Auckland power company Vector has admitted overcharging thousands of its customers.
In a new settlement announced today, the Commerce Commission said Vector would reduce the amount of revenue it earned by nearly $13.9 million, starting next year in April.
It said the power company overcharged nearly 30 percent of households between 2014 and 2015.
The commission said Vector agreed to earn less revenue and keep some residential power prices the same for the next two years instead of going through the courts.
The commission said it accepted that Vector did not intend to breach its regulated price path when it restructured its residential tariffs in 2013.
Vector restructured its prices for residential customers into low-user and standard user, but it fell to electricity retailers to identify Vector customers and switch them to the most appropriate tariffs under the restructured prices.
In setting prices for the two tariffs, Vector assumed that competition in the electricity retail market would ensure that virtually all residential customers would be switched to the most appropriate rate from the first day, said the commission.

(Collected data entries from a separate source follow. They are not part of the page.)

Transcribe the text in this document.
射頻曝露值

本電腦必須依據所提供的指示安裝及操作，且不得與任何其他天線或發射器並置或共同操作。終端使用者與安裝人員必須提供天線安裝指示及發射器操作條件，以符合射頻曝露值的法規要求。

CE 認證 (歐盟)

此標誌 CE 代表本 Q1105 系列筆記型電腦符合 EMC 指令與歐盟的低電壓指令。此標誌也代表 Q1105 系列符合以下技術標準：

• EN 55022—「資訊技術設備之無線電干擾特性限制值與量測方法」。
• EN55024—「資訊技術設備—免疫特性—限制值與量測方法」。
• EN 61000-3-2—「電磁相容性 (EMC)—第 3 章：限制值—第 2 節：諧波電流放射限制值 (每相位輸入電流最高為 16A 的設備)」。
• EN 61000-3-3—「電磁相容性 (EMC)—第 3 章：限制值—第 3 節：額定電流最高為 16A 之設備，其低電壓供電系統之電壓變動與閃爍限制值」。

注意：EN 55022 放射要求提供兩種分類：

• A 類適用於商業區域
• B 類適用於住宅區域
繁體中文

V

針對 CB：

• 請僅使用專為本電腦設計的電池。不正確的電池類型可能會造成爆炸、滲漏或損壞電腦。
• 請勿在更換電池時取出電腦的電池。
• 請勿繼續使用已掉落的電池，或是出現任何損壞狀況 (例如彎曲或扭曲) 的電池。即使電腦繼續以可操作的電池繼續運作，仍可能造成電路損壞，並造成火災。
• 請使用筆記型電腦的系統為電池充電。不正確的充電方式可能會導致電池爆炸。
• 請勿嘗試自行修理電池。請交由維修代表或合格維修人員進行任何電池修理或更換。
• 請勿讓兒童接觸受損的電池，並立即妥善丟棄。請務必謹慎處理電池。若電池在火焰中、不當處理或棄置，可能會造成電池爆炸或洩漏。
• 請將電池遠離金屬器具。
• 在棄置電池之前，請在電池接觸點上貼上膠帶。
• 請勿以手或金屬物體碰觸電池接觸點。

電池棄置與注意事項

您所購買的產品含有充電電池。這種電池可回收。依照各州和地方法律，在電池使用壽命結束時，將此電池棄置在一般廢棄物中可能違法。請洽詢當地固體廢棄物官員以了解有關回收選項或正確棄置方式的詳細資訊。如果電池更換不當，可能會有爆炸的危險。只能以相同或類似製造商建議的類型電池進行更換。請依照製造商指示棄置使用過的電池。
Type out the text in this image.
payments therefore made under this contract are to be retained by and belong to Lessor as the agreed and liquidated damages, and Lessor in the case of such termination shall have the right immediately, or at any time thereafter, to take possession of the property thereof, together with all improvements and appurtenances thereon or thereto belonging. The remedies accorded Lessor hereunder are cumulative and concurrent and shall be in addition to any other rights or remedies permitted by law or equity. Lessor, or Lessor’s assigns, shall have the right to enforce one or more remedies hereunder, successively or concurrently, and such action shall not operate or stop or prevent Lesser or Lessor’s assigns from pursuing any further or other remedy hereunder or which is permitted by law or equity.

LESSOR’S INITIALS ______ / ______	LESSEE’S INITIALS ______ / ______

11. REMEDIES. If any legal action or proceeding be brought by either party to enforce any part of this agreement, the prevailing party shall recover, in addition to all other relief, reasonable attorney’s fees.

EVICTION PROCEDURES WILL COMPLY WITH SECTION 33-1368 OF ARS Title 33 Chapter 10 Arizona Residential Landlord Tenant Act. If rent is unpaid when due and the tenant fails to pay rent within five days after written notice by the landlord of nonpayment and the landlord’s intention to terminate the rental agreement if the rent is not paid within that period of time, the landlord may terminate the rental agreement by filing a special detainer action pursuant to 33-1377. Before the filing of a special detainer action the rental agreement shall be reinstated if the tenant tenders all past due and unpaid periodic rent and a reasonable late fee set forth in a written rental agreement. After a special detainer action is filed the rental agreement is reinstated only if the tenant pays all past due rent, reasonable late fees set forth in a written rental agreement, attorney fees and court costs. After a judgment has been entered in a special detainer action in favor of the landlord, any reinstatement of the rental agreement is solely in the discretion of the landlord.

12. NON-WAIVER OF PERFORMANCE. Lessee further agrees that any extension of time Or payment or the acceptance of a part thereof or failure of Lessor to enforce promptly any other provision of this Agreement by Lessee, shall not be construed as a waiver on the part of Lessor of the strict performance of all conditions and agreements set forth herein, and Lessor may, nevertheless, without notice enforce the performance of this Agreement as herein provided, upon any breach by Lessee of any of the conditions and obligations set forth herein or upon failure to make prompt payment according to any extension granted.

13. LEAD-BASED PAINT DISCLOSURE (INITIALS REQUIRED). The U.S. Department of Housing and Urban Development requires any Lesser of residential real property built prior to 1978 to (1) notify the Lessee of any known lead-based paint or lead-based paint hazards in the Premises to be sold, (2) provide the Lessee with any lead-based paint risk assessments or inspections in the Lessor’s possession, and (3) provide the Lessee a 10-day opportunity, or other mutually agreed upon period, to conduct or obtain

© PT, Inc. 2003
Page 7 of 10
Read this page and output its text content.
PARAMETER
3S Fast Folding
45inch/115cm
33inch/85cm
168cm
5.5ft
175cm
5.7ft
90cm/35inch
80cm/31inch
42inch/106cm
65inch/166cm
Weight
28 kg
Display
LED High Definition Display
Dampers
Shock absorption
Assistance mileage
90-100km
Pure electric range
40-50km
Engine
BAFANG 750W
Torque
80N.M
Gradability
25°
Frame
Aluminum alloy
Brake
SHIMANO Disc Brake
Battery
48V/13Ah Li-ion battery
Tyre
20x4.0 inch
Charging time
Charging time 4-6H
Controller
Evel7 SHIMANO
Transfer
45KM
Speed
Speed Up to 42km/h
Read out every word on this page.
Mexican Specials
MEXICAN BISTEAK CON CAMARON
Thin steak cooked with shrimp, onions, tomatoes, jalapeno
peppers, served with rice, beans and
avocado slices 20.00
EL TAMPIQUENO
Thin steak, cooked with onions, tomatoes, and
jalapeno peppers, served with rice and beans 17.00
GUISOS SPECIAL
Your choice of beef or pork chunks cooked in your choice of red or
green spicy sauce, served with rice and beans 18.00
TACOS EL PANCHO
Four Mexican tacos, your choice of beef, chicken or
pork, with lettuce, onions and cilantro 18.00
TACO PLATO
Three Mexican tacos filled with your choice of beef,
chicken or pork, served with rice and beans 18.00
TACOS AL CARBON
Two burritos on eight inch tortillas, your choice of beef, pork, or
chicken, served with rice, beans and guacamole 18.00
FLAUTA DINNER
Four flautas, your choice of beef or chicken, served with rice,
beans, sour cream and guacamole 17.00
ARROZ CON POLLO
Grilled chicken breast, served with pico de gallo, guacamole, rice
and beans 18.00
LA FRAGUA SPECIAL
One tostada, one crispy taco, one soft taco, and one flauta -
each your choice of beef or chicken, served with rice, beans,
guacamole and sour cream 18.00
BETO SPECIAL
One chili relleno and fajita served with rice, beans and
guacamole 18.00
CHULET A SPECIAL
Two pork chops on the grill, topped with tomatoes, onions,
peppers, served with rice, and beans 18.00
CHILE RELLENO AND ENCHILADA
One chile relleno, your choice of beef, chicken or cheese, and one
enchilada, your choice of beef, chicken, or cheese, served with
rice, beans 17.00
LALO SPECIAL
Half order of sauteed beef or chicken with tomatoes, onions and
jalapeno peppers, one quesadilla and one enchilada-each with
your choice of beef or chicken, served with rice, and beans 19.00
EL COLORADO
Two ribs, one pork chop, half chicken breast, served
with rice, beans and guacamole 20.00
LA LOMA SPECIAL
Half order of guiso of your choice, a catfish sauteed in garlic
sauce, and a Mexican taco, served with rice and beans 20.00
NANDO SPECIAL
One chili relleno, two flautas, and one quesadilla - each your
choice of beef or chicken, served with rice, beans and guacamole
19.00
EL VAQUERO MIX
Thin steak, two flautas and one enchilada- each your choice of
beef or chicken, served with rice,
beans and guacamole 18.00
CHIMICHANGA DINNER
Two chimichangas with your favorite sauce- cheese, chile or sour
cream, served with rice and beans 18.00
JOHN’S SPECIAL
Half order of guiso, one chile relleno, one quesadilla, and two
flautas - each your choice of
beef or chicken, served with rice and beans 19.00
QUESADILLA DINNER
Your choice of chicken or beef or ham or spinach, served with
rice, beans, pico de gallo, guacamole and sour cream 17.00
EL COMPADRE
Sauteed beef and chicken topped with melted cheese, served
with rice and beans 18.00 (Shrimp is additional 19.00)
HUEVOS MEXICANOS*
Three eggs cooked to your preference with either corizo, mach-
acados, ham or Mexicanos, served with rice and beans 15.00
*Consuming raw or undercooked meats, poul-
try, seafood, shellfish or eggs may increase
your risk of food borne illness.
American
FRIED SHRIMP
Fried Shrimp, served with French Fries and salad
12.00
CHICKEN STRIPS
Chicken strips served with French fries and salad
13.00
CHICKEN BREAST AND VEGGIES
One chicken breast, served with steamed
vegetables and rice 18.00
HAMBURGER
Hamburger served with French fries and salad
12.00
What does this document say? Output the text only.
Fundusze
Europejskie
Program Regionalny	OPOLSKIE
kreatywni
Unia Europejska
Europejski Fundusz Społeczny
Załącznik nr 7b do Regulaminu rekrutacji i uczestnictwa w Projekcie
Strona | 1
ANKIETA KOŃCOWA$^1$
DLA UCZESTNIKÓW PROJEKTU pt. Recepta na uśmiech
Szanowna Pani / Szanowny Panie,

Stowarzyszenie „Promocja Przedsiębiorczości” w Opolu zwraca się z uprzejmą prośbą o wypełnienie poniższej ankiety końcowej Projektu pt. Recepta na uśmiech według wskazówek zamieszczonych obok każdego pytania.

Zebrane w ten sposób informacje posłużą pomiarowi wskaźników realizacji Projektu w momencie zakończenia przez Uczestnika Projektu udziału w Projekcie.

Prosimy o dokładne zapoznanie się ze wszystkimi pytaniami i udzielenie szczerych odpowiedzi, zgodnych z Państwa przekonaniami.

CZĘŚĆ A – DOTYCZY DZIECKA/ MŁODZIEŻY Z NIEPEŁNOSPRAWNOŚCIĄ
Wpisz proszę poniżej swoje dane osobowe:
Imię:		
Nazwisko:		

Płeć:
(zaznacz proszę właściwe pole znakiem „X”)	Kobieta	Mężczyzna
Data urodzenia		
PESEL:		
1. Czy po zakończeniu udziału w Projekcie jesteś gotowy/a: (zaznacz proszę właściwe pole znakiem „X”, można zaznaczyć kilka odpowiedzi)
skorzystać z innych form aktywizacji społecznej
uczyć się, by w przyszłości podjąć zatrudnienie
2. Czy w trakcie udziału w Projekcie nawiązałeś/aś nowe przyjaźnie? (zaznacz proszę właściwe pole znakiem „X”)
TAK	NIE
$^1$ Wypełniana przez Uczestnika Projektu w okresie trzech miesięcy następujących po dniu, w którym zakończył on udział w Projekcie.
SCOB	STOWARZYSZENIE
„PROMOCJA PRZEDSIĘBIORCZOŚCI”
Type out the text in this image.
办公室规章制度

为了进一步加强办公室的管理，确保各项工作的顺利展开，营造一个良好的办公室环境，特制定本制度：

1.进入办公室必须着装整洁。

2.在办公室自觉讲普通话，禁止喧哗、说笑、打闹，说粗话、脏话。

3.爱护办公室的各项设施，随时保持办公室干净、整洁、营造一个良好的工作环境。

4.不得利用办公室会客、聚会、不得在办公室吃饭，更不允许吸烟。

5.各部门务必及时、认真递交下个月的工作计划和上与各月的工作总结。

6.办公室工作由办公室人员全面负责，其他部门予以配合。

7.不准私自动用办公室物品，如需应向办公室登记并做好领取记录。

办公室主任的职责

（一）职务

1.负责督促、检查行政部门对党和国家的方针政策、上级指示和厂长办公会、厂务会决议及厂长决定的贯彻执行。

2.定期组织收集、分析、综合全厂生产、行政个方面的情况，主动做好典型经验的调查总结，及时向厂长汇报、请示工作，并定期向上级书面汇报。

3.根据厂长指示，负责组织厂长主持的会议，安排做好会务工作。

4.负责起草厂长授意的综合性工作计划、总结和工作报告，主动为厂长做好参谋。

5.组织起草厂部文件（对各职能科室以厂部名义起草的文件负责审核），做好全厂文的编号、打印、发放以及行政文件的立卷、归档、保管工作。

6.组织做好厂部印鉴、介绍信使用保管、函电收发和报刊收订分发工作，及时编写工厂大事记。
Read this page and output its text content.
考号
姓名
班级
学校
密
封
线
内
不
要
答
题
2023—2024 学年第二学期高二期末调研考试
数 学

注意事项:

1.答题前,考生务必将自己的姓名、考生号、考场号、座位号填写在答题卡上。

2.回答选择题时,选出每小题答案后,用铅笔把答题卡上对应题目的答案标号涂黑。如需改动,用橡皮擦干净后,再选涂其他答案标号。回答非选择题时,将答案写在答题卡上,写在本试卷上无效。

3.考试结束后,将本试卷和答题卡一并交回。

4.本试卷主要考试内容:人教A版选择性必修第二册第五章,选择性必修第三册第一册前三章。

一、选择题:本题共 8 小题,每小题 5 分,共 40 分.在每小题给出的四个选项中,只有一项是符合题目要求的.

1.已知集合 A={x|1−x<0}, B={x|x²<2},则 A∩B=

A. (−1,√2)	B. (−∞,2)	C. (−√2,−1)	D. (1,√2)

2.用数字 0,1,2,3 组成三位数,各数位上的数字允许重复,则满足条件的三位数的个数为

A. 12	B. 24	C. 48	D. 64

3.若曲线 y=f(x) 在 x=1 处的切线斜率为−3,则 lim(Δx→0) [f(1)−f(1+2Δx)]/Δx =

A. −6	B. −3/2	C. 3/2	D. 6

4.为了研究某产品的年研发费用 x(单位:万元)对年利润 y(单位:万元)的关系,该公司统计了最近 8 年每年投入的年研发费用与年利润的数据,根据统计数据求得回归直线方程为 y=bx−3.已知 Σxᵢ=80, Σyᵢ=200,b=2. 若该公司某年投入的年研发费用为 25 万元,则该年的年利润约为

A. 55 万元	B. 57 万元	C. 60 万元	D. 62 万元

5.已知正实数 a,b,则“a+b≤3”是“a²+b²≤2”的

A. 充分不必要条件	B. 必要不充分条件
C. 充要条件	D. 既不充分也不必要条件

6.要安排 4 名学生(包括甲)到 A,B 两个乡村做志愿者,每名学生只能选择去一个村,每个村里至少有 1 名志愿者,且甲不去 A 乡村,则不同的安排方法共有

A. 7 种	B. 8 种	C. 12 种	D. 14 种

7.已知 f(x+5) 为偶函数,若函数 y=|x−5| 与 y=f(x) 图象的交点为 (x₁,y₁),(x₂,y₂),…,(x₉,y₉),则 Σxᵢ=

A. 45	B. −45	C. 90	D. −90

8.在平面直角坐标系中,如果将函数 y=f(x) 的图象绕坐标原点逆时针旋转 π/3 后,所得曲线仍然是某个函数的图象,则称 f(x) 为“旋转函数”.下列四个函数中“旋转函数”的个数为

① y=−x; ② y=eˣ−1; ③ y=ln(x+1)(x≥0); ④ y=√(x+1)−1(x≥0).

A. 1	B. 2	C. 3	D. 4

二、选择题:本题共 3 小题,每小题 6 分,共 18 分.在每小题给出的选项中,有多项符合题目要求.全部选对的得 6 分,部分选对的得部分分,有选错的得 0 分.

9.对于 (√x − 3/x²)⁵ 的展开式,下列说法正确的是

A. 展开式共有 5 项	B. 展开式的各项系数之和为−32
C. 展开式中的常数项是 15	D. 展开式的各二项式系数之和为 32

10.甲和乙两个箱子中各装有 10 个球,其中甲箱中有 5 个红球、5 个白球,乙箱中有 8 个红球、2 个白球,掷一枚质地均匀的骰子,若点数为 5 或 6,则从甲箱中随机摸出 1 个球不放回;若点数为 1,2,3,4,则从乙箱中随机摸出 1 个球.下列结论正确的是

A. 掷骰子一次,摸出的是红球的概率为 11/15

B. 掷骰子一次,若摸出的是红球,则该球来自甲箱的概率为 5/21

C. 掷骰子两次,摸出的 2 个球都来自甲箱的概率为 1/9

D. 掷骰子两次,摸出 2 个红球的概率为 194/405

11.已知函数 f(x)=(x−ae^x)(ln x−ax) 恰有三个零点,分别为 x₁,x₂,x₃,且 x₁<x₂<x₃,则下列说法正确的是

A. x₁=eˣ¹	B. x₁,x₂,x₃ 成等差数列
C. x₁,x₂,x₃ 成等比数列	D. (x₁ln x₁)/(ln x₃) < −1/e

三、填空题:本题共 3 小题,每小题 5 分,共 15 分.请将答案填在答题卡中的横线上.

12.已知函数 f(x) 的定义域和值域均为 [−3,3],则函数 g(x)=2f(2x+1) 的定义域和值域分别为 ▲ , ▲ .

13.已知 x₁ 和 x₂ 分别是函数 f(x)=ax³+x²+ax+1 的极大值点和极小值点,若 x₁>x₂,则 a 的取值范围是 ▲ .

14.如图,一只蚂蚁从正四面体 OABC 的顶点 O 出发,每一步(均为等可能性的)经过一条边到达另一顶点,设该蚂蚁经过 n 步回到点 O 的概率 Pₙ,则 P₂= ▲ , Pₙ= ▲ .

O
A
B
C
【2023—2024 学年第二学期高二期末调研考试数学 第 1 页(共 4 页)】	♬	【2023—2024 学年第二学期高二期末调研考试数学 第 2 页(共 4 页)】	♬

However, at the end of the first year of the new price structure, 28 percent of Auckland households had still not been switched to the tariff that was appropriate for their circumstances and so were paying more than they needed to.
Commission deputy chair Sue Begg said Vector should not have assumed that users would all be immediately transferred by electricity retailers to the best rate.
The chief executive of Consumer New Zealand, Sue Chetwin, said Vector should have known better.
"This is not the first time a lines company has been pinged by the Commerce Commission, so I think they do have to be careful in their pricing, I mean they are monopolies."
Vector delivers electricity to more than 500,000 homes and businesses in the greater Auckland region.